The deputy director general of the Association of British Insurers said any guidance offered “could easily see customers drawing down their pension assets and investing them more widely”.
And he suggested this would justify the ABI’s call for a “more equitable” split of the annuity guidance bill, which PwC analysis has predicted could be as high as £120m a year.
Mr Evans said: “Given the guidance process could easily see customers drawing down their pension assets and investing them more widely, it would certainly be more equitable if all parts of the financial services sector contributed to the cost of the guidance service and the more liberalised market from which they will all benefit.”

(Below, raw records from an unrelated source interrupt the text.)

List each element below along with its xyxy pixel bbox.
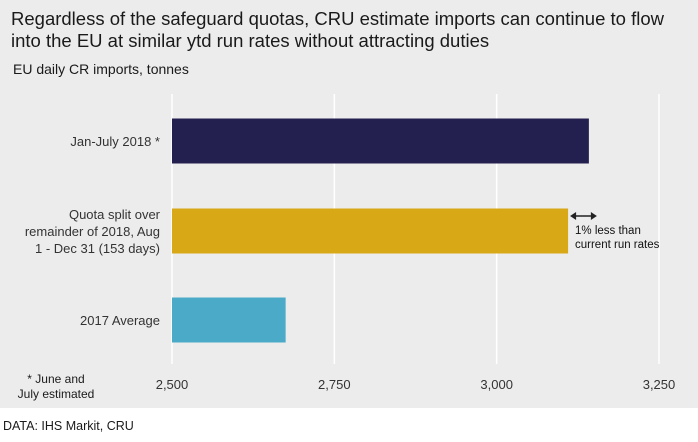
category-label: 2017 Average bbox=[80, 313, 160, 328]
chart-footnote: * June and July estimated bbox=[17, 372, 95, 401]
x-tick-label: 2,500 bbox=[156, 377, 189, 392]
annotation-arrowhead-left bbox=[570, 212, 577, 220]
chart-subtitle: EU daily CR imports, tonnes bbox=[13, 61, 189, 77]
category-label: Jan-July 2018 * bbox=[70, 134, 160, 149]
category-label: remainder of 2018, Aug bbox=[25, 224, 160, 239]
annotation-text: current run rates bbox=[575, 239, 660, 251]
bar bbox=[172, 208, 569, 254]
category-label: 1 - Dec 31 (153 days) bbox=[35, 241, 160, 256]
chart-title: Regardless of the safeguard quotas, CRU … bbox=[11, 8, 664, 51]
x-tick-label: 2,750 bbox=[318, 377, 351, 392]
chart-svg: Jan-July 2018 * Quota split over remainder… bbox=[25, 94, 676, 392]
bars bbox=[172, 118, 589, 343]
annotation: 1% less than current run rates bbox=[570, 212, 660, 251]
x-tick-label: 3,250 bbox=[643, 377, 676, 392]
bar bbox=[172, 118, 589, 164]
annotation-arrowhead-right bbox=[590, 212, 597, 220]
data-source: DATA: IHS Markit, CRU bbox=[3, 419, 134, 433]
category-label: Quota split over bbox=[69, 207, 161, 222]
chart-panel bbox=[0, 0, 698, 408]
x-tick-labels: 2,500 2,750 3,000 3,250 bbox=[156, 377, 676, 392]
x-tick-label: 3,000 bbox=[480, 377, 513, 392]
bar bbox=[172, 297, 286, 343]
category-labels: Jan-July 2018 * Quota split over remainder… bbox=[25, 134, 161, 328]
annotation-text: 1% less than bbox=[575, 225, 641, 237]
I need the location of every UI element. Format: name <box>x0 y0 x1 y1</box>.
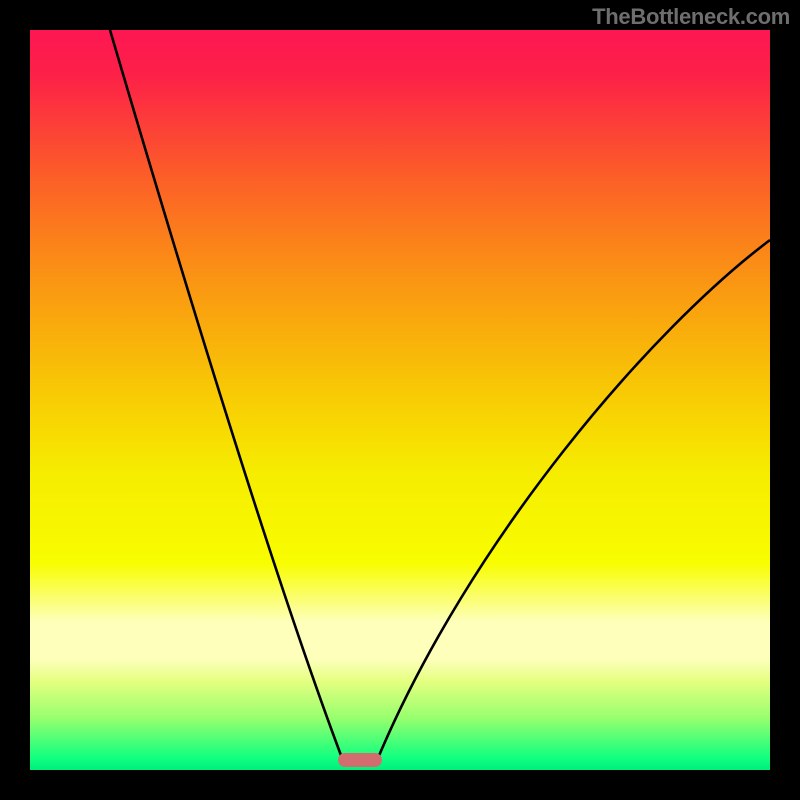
optimal-marker <box>338 753 382 767</box>
chart-container: TheBottleneck.com <box>0 0 800 800</box>
chart-svg <box>0 0 800 800</box>
plot-area <box>30 30 770 770</box>
attribution-text: TheBottleneck.com <box>592 4 790 30</box>
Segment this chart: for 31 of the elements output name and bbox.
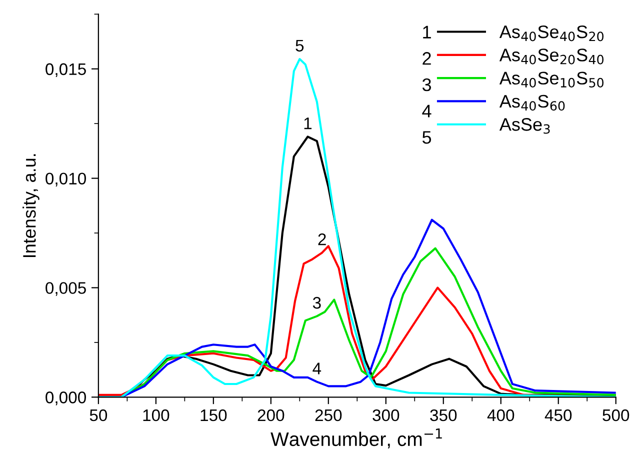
annotation: 1	[423, 26, 431, 38]
x-tick-label: 200	[258, 409, 284, 422]
y-tick-label: 0,005	[46, 282, 86, 296]
legend-label: As$_{40}$Se$_{40}$S$_{20}$	[499, 25, 604, 42]
x-tick-label: 350	[430, 409, 457, 422]
annotation: 2	[318, 233, 326, 246]
x-tick-label: 50	[90, 409, 108, 422]
y-tick-label: 0,015	[46, 63, 86, 78]
annotation: 3	[312, 296, 321, 309]
legend-label: AsSe$_{3}$	[499, 118, 550, 134]
x-tick-label: 450	[544, 409, 572, 422]
x-axis-title: Wavenumber, cm$^{−1}$	[270, 428, 442, 448]
annotation: 5	[296, 40, 304, 52]
annotation: 4	[312, 362, 322, 374]
x-tick-label: 500	[602, 409, 630, 422]
y-axis-title: Intensity, a.u.	[22, 154, 40, 258]
x-tick-label: 150	[200, 409, 227, 422]
annotation: 4	[422, 104, 432, 118]
x-tick-label: 250	[315, 409, 342, 422]
legend-label: As$_{40}$Se$_{10}$S$_{50}$	[499, 72, 604, 88]
legend-label: As$_{40}$Se$_{20}$S$_{40}$	[499, 48, 604, 64]
y-tick-label: 0,010	[46, 172, 86, 186]
annotation: 5	[422, 131, 432, 144]
x-tick-label: 100	[143, 409, 170, 422]
legend-label: As$_{40}$S$_{60}$	[499, 94, 565, 111]
annotation: 3	[422, 78, 431, 92]
annotation: 1	[304, 118, 312, 130]
x-tick-label: 400	[487, 409, 514, 422]
y-tick-label: 0,000	[46, 392, 86, 406]
annotation: 2	[422, 52, 431, 65]
x-tick-label: 300	[372, 409, 400, 422]
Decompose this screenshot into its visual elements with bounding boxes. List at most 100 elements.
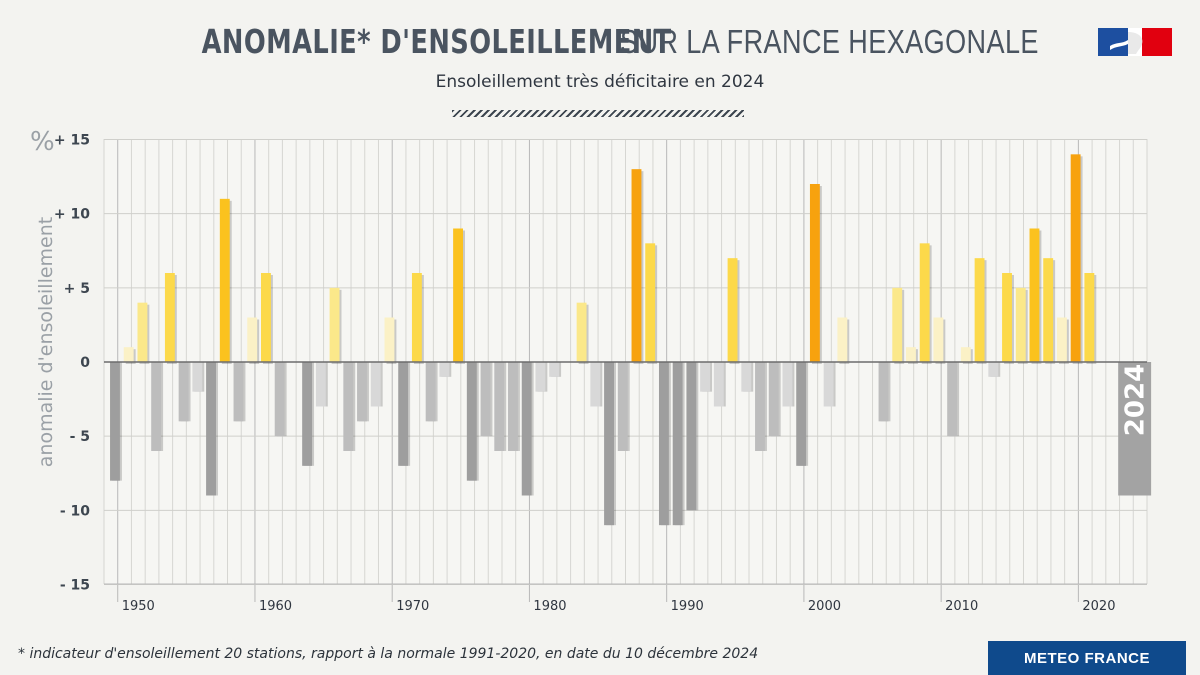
bar-1950 — [110, 362, 120, 481]
bar-1990 — [658, 362, 669, 526]
bar-1978 — [494, 362, 505, 451]
title-light: SUR LA FRANCE HEXAGONALE — [620, 23, 1040, 60]
bar-1970 — [384, 317, 395, 362]
bar-1989 — [645, 243, 656, 362]
bar-2021 — [1084, 273, 1095, 362]
highlight-year-label: 2024 — [1121, 364, 1151, 436]
bar-2016 — [1015, 287, 1026, 362]
bar-1999 — [782, 362, 793, 407]
bar-2006 — [878, 362, 889, 422]
marianne-wave-icon — [1110, 40, 1128, 50]
bar-1957 — [206, 362, 216, 496]
meteo-france-logo: METEO FRANCE — [988, 641, 1186, 675]
bar-2018 — [1043, 258, 1054, 362]
bar-1993 — [700, 362, 711, 392]
bar-1987 — [617, 362, 628, 451]
bar-1951 — [123, 347, 134, 362]
bar-1992 — [686, 362, 697, 511]
x-tick-label: 2010 — [945, 599, 978, 614]
bar-1965 — [315, 362, 326, 407]
bar-2019 — [1056, 317, 1067, 362]
footnote: * indicateur d'ensoleillement 20 station… — [18, 646, 759, 662]
x-tick-label: 1970 — [396, 599, 429, 614]
bar-2013 — [974, 258, 985, 362]
chart-subtitle: Ensoleillement très déficitaire en 2024 — [435, 72, 765, 92]
y-axis-title: anomalie d'ensoleillement — [35, 217, 57, 467]
x-tick-label: 1960 — [259, 599, 292, 614]
bar-1975 — [453, 228, 464, 362]
logo-blue-band — [1098, 28, 1128, 56]
bar-1994 — [713, 362, 724, 407]
hatch-divider — [452, 110, 744, 117]
bar-1971 — [398, 362, 409, 466]
bar-1986 — [604, 362, 614, 526]
bar-1996 — [741, 362, 752, 392]
bar-2011 — [947, 362, 958, 437]
x-tick-label: 2000 — [808, 599, 841, 614]
bar-2008 — [906, 347, 916, 362]
bar-1973 — [425, 362, 436, 422]
x-tick-label: 1980 — [533, 599, 566, 614]
x-tick-label: 2020 — [1082, 599, 1115, 614]
bar-1991 — [672, 362, 683, 526]
bar-1959 — [233, 362, 244, 422]
y-tick-label: + 10 — [54, 207, 90, 223]
chart-title: ANOMALIE* D'ENSOLEILLEMENT SUR LA FRANCE… — [0, 22, 1200, 61]
axes-group: + 15 + 10 + 5 0 - 5 - 10 - 15% anomalie d'ensol… — [30, 127, 1151, 614]
logo-red-band — [1142, 28, 1172, 56]
bar-1997 — [755, 362, 765, 451]
anomaly-bar-chart: + 15 + 10 + 5 0 - 5 - 10 - 15% anomalie d'ensol… — [30, 127, 1152, 614]
bar-1968 — [357, 362, 367, 422]
bar-2009 — [919, 243, 930, 362]
bar-1981 — [535, 362, 546, 392]
bar-2020 — [1070, 154, 1081, 362]
bars-group — [110, 154, 1152, 526]
y-tick-label: - 10 — [60, 503, 90, 519]
bar-1958 — [219, 198, 230, 362]
bar-1972 — [411, 273, 422, 362]
y-tick-label: - 5 — [70, 429, 90, 445]
republique-francaise-logo — [1098, 28, 1172, 56]
bar-1953 — [151, 362, 162, 451]
y-tick-label: + 15 — [54, 133, 90, 149]
bar-1962 — [274, 362, 285, 437]
bar-1984 — [576, 302, 587, 362]
bar-2003 — [837, 317, 848, 362]
bar-1980 — [521, 362, 532, 496]
bar-1979 — [508, 362, 518, 451]
y-tick-label: + 5 — [64, 281, 90, 297]
bar-1976 — [466, 362, 477, 481]
bar-1964 — [302, 362, 313, 466]
bar-2007 — [892, 287, 903, 362]
title-strong: ANOMALIE* D'ENSOLEILLEMENT — [201, 22, 672, 61]
bar-2017 — [1029, 228, 1040, 362]
y-tick-label: - 15 — [60, 578, 90, 594]
x-tick-label: 1950 — [122, 599, 155, 614]
x-tick-label: 1990 — [671, 599, 704, 614]
bar-2012 — [960, 347, 971, 362]
bar-1956 — [192, 362, 203, 392]
bar-1995 — [727, 258, 738, 362]
bar-1985 — [590, 362, 601, 407]
bar-1955 — [178, 362, 189, 422]
bar-2015 — [1002, 273, 1012, 362]
bar-2001 — [809, 184, 820, 362]
y-unit-label: % — [30, 127, 55, 157]
bar-1967 — [343, 362, 354, 451]
bar-1954 — [164, 273, 175, 362]
bar-1977 — [480, 362, 491, 437]
bar-2010 — [933, 317, 944, 362]
bar-1952 — [137, 302, 148, 362]
bar-1966 — [329, 287, 340, 362]
bar-2002 — [823, 362, 834, 407]
bar-1960 — [247, 317, 258, 362]
bar-1988 — [631, 169, 642, 362]
bar-1998 — [768, 362, 779, 437]
bar-2014 — [988, 362, 999, 377]
bar-2024 — [1118, 362, 1152, 496]
bar-1982 — [549, 362, 560, 377]
bar-1974 — [439, 362, 450, 377]
bar-1969 — [370, 362, 381, 407]
bar-2000 — [796, 362, 807, 466]
marianne-profile-icon — [1128, 32, 1143, 54]
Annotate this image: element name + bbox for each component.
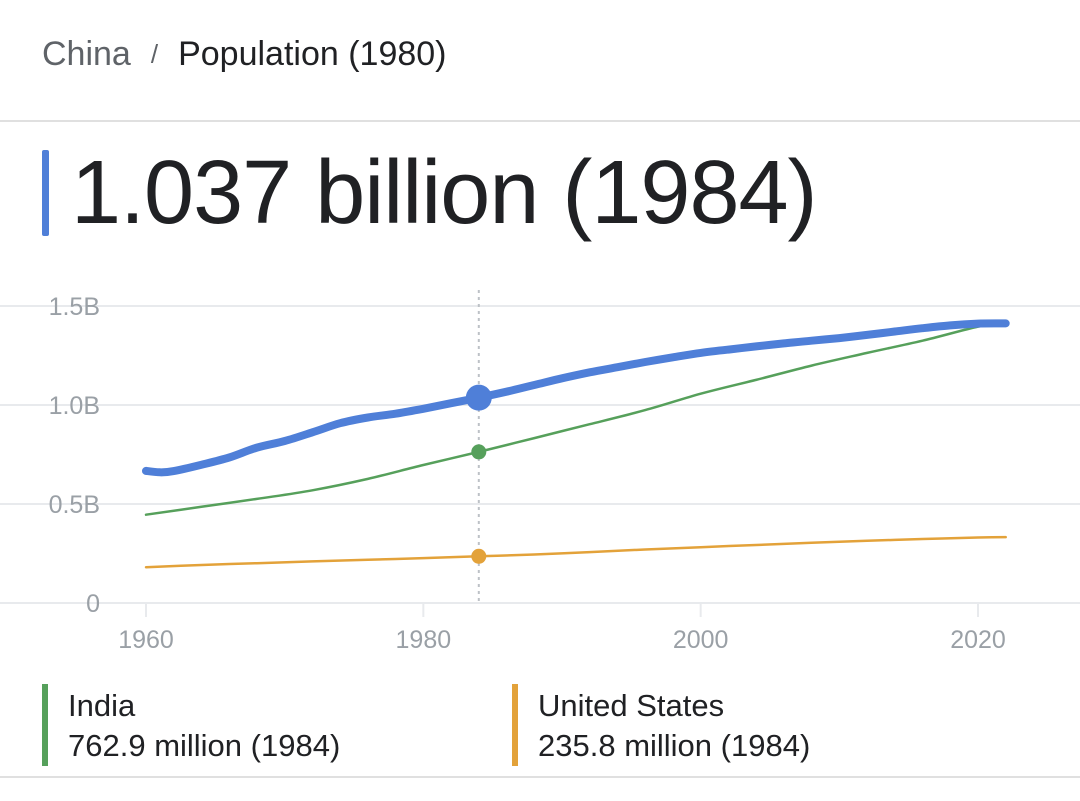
series-marker-china xyxy=(465,384,492,411)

Mr Evan’s comments came as the Treasury clarified its position on the “free, impartial face-to-face advice” announced by chancellor George Osborne in his Budget speech last Wednesday, and revealed it would come down to pension providers to offer the guidance.
The government has already announced a £20bn “development fund” but this is only intended to pay for two years’ set-up costs.
A spokesman for HM Treasury said: “Pension providers and schemes will be required, by April 2015, to offer all individuals retiring with a defined contribution pension pot free and impartial face-to-face guidance on their retirement choices.”
He added: “The government’s radical reforms to pensions will increase the choices hard-working people have in retirement and allow them to spend their hard-earned savings as they choose. They have been warmly welcomed by experts and consumer groups.”
The government has announced it plans to consult with the FCA, Pensions Regulator, Pensions Advisory Service, Money Advice Service and consumer groups on how to deliver the guidance, which the Treasury spokesman said would result in “a set of clear and robust standards that the guidance will have to meet”.
Philip Smith, a director in PwC’s defined contribution pensions team, said: “Insurance companies could be facing a double hit from the government’s proposals as they shoulder the duty of delivering this guidance at the same time they are contemplating how to fill the likely contraction of their annuities business.”
Chris Hannant, chief executive of the Association of Professional Advisers, said: “Many customers received poor outcomes at retirement. The Budget announcements were a reaction to this. It’s inequitable that everybody else in financial services should be called upon to pay for a proposed remedy. Talk around the cost of a new system is far too premature – it’s like dividing-up a restaurant bill before the menus have been opened.”